4 1/2 cups | chicken stock or canned low-salt chicken broth |
2 teaspoons | butter |
1 cup | finely chopped onion |
1 cup | pearl barley |
2 teaspoons | chopped fresh thyme or 3/4 teaspoon dried |
1 | bay leaf |
2 teaspoons | olive oil |
1 pound | assorted fresh mushrooms |
1 | garlic clove, minced |
2 tablespoons | chopped fresh Italian parsley |
Bring chicken stock to boil in heavy medium saucepan. Remove from heat, cover and set aside.
Melt 2 teaspoons butter in large nonstick skillet over low heat. Add onion and sauté until translucent, about 5 minutes.
Add barley, thyme, bay leaf and 2 cups warm chicken stock; bring mixture to boil. Reduce heat and simmer until most of stock is absorbed, stirring frequently, about 5 minutes. Add remaining stock 1/2 cup at a time, allowing stock to be absorbed before adding more and stirring frequently until barley is tender, about 50 minutes.

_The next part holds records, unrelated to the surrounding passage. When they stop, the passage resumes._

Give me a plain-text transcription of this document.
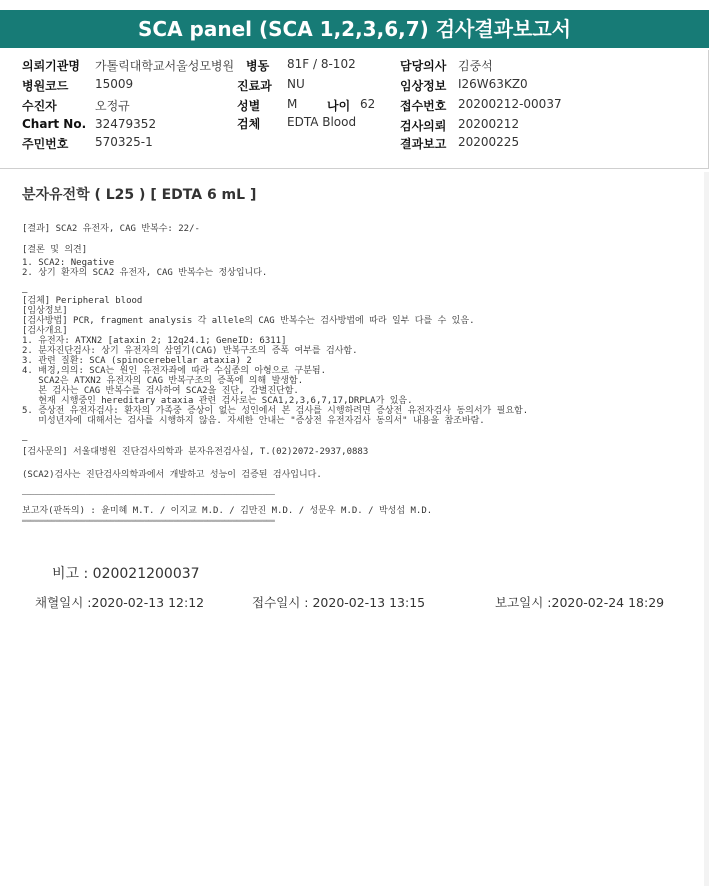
SCA panel (SCA 1,2,3,6,7) 검사결과보고서
의뢰기관명 가톨릭대학교서울성모병원 병동 81F / 8-102	담당의사 김중석
병원코드 15009	진료과 NU	임상정보 I26W63KZ0
수진자	오정규	성별 M 나이 62 접수번호 20200212-00037
Chart No. 32479352	검체 EDTA Blood	검사의뢰 20200212
주민번호 570325-1	결과보고 20200225
분자유전학 ( L25 ) [ EDTA 6 mL ]
[결과] SCA2 유전자, CAG 반복수: 22/-
[결론 및 의견]
1. SCA2: Negative
2. 상기 환자의 SCA2 유전자, CAG 반복수는 정상입니다.
—
[검체] Peripheral blood
[임상정보]
[검사방법] PCR, fragment analysis 각 allele의 CAG 반복수는 검사방법에 따라 일부 다를 수 있음.
[검사개요]
1. 유전자: ATXN2 [ataxin 2; 12q24.1; GeneID: 6311]
2. 분자진단검사: 상기 유전자의 삼염기(CAG) 반복구조의 증폭 여부를 검사함.
3. 관련 질환: SCA (spinocerebellar ataxia) 2
4. 배경,의의: SCA는 원인 유전자좌에 따라 수십종의 아형으로 구분됨.
SCA2은 ATXN2 유전자의 CAG 반복구조의 증폭에 의해 발생함.
본 검사는 CAG 반복수를 검사하여 SCA2을 진단, 감별진단함.
현재 시행중인 hereditary ataxia 관련 검사로는 SCA1,2,3,6,7,17,DRPLA가 있음.
5. 증상전 유전자검사: 환자의 가족중 증상이 없는 성인에서 본 검사를 시행하려면 증상전 유전자검사 동의서가 필요함.
미성년자에 대해서는 검사를 시행하지 않음. 자세한 안내는 "증상전 유전자검사 동의서" 내용을 참조바람.
—
[검사문의] 서울대병원 진단검사의학과 분자유전검사실, T.(02)2072-2937,0883
(SCA2)검사는 진단검사의학과에서 개발하고 성능이 검증된 검사입니다.
────────────────────────────────────────────────────────────
보고자(판독의) : 윤미혜 M.T. / 이지교 M.D. / 김만진 M.D. / 성문우 M.D. / 박성섭 M.D.
════════════════════════════════════════════════════════════
비고 : 020021200037
채혈일시 :2020-02-13 12:12	접수일시 : 2020-02-13 13:15	보고일시 :2020-02-24 18:29
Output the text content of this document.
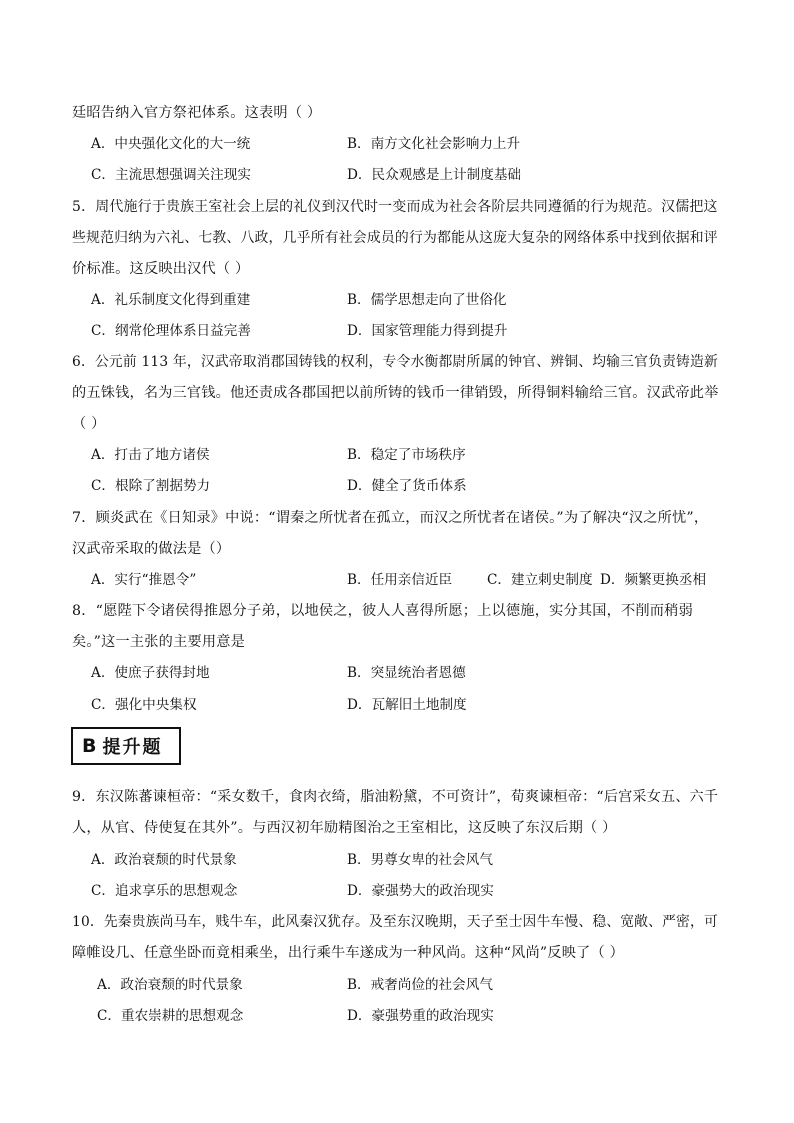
廷昭告纳入官方祭祀体系。这表明（ ）
A．中央强化文化的大一统	B．南方文化社会影响力上升
C．主流思想强调关注现实	D．民众观感是上计制度基础
5．周代施行于贵族王室社会上层的礼仪到汉代时一变而成为社会各阶层共同遵循的行为规范。汉儒把这
些规范归纳为六礼、七教、八政，几乎所有社会成员的行为都能从这庞大复杂的网络体系中找到依据和评
价标准。这反映出汉代（ ）
A．礼乐制度文化得到重建	B．儒学思想走向了世俗化
C．纲常伦理体系日益完善	D．国家管理能力得到提升
6．公元前 113 年，汉武帝取消郡国铸钱的权利，专令水衡都尉所属的钟官、辨铜、均输三官负责铸造新
的五铢钱，名为三官钱。他还责成各郡国把以前所铸的钱币一律销毁，所得铜料输给三官。汉武帝此举
（ ）
A．打击了地方诸侯	B．稳定了市场秩序
C．根除了割据势力	D．健全了货币体系
7．顾炎武在《日知录》中说：“谓秦之所忧者在孤立，而汉之所忧者在诸侯。”为了解决“汉之所忧”，
汉武帝采取的做法是（）
A．实行“推恩令”	B．任用亲信近臣	C．建立刺史制度 D．频繁更换丞相
8．“愿陛下令诸侯得推恩分子弟，以地侯之，彼人人喜得所愿；上以德施，实分其国，不削而稍弱
矣。”这一主张的主要用意是
A．使庶子获得封地	B．突显统治者恩德
C．强化中央集权	D．瓦解旧土地制度
B 提升题
9．东汉陈蕃谏桓帝：“采女数千，食肉衣绮，脂油粉黛，不可资计”，荀爽谏桓帝：“后宫采女五、六千
人，从官、侍使复在其外”。与西汉初年励精图治之王室相比，这反映了东汉后期（ ）
A．政治衰颓的时代景象	B．男尊女卑的社会风气
C．追求享乐的思想观念	D．豪强势大的政治现实
10．先秦贵族尚马车，贱牛车，此风秦汉犹存。及至东汉晚期，天子至士因牛车慢、稳、宽敞、严密，可
障帷设几、任意坐卧而竟相乘坐，出行乘牛车遂成为一种风尚。这种“风尚”反映了（ ）
A．政治衰颓的时代景象	B．戒奢尚俭的社会风气
C．重农崇耕的思想观念	D．豪强势重的政治现实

Meanwhile, heat oil in another large nonstick skillet over high heat. Add mushrooms; sauté until beginning to brown, about 3 minutes. Stir in garlic. Reduce heat to medium; cover and cook until mushrooms are tender, stirring occasionally, about 3 minutes. Mix in parsley and barley mixture. Season with salt and pepper. Spoon risotto into bowls and serve immediately.